Michał "rysiek" Woźniak · 🇺🇦I got quoted in The Guardian again, I guess CloudFlare must have been down or something? 
> “These companies have become too big to not fail. And because they handle so much traffic, when they do fail, this immediately becomes a massive problem”
🐦🔥nemo™🐦⬛ 🇺🇦🍉@rysiek Yeah appeantly it had been but solved
https://www.cloudflarestatus.com/incidents/lfrm31y6sw9q
As a result of patches against CVE-2025-55182
https://www.heise.de/news/Weltweites-CDN-Offenbar-wieder-Stoerung-bei-Cloudflare-11103942.html
@nemo indeed. This time it was due to React2Shell mitigation, seems like:
https://www.bleepingcomputer.com/news/technology/cloudflare-down-websites-offline-with-500-internal-server-error/
https://www.bleepingcomputer.com/news/technology/cloudflare-down-websites-offline-with-500-internal-server-error/
@rysiek Yep 😅 well… xD
Dźwiedziu
BjarniBjarniBjarni 🙊 🇮🇸 🍏@rysiek I agree with the conclusion of the article though:
“When AWS went down, their share price went up, because people realised how many people are using them. In some ways [the outage] is great marketing, because you see how many people are using Cloudflare.”
My 2c is that this was GREAT publicity. CloudFlare were working hard to protect people against an active security threat. Minor outage, handled quickly, demonstrating the tricky important work they do... shut up and take my money!
@HerraBRE I would agree with you if these did not take down so many websites and services, for so many people, simultaneously.
The scale is the problem. These companies decided to grow to this size, and allowed themselves to handle that much traffic. This is a lot of power, and with great power comes responsibility.
It's ridiculous to me to measure them with the same measure as any other hosting provider, simply because they themselves insist they are "better" than any old hosting provider.
@HerraBRE their whole shtick, their whole sales pitch was and remains: we are bigger and thus more resilient.
AWS, Azure, and CloudFlare together had four major global outages withing a month and a half. This is not resilience.
They are also monocultures. If the traffic that is handled by CloudFlare was handled by a few dozen smaller providers instead, the likelihood of such a global failure would have been way, way lower simply because their set-ups would have been sufficiently different.
@rysiek Both can be true at the same time.
Like so many things, a logical/good choice for the individual (or an individual organization) can be in aggregate an illogical/harmful choice for society.
This has been true of all manner of centralized Internet services since the dawn of SaaS, possibly longer.
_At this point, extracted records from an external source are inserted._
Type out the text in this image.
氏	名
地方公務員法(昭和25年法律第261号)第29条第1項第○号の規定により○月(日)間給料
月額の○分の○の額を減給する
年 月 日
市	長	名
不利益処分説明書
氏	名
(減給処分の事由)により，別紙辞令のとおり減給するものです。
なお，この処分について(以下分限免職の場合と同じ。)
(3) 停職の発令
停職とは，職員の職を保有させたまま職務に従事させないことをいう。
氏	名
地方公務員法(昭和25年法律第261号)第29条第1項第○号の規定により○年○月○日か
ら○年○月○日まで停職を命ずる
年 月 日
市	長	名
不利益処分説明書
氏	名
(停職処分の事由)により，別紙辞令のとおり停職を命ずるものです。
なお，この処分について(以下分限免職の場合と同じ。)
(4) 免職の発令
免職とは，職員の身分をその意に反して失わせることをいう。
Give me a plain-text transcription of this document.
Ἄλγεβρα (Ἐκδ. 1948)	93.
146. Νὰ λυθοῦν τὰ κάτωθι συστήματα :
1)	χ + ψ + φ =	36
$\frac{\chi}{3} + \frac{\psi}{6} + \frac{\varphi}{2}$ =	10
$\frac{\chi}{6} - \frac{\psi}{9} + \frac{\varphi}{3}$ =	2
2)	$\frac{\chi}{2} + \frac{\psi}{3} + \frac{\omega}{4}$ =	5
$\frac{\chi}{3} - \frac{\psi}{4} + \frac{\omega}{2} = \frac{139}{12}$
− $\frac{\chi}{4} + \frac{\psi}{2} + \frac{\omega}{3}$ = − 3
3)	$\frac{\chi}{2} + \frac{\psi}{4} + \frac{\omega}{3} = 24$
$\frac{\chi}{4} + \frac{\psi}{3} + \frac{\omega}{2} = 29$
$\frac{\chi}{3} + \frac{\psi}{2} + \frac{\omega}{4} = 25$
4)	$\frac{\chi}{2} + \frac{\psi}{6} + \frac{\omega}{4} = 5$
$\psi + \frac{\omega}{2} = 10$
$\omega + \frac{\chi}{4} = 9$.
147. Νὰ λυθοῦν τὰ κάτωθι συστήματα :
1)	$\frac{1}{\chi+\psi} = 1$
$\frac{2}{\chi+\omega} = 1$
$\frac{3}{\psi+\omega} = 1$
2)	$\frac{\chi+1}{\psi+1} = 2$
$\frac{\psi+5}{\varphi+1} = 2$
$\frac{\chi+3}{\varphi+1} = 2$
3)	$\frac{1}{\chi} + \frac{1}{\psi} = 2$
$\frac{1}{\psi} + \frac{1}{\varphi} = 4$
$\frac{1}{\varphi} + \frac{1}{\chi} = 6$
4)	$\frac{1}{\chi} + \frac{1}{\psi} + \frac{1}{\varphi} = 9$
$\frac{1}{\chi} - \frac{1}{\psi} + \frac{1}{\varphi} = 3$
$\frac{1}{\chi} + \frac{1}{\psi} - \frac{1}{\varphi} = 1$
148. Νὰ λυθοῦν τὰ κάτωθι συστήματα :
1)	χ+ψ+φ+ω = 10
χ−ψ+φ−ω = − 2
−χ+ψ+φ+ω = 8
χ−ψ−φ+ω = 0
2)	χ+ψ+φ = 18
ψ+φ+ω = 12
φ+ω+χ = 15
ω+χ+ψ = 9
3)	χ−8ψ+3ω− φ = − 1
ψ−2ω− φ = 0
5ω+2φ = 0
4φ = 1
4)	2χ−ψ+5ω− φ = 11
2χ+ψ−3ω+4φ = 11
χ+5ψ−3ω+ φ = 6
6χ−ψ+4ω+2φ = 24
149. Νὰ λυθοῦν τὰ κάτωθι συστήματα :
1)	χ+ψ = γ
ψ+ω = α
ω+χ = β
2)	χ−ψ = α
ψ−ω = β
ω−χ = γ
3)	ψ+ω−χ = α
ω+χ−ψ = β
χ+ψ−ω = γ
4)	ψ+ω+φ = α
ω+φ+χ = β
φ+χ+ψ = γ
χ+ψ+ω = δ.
@HerraBRE sure, and it is true here, to some extent. But I am not talking here about the individual choices of the customers, I am talking about the responsibility of these gargantuan providers.
The bigger they are, the more responsibility they have. "We tried" is not good enough if you're handling almost 20% of global web traffic, *and* you build your sales pitch on being resilient and robust.
@HerraBRE and just to be clear, they *do* have an option of saying "sorry, we believe we should not handle more traffic, this is becoming unhealthy to the whole ecosystem."
I have zero hope for them doing that of course. But that option is *always* on the table.
@rysiek I do wonder if there is a reasonable type of legal regulation that would prevent this kind of thing from emerging in the first place.
Because the tendency for this kind of centralization seems to be baked into the fabric Internet, probably related to Metcalf's law.
We need more friction and fences to prevent over-optimization.
@HerraBRE Metcalf's law and economies of scale.
Hard agree on regulation here as one of the things that should be explored.
@rysiek I guess one of my contrarian takes here, is I don't really care about the tech side.
If CloudFlare hurts reliability overall (a big if), the best judges of that are their customers. CloudFlare does not have very strong lock-in, I think the market can handle this one.
I am much more worried about the non-technical failure modes that come with this centralization. The centralization of power, the inevitable? enshittification that is yet to come. The risk that this MITM becomes hostile.
@rysiek It's IMO *worse* if they do a super good job at the tech stuff. Because that increases the risk and impact of all the other badness.
We've seen this before with Facebook - they did a GREAT job on the tech front, super reliable, super performant. The first social network that actually scaled up to handle global traffic levels (all the ones that came before got bogged down under the weight of the hockey stick). Too bad they were also psychopaths, no we're stuck with 'em.
@HerraBRE my point is that centralization and behemoths like these are always dangerous, for many different reasons.
But when CloudFlare fails, it cuts right to their reliability narrative. Calling them out on that might make people realize their size and position is dangerous, even if we're talking reliability alone.
Remember, too, that as with any huge company, "nobody got fired for choosing CloudFlare". Piercing through that is difficult. The above helps.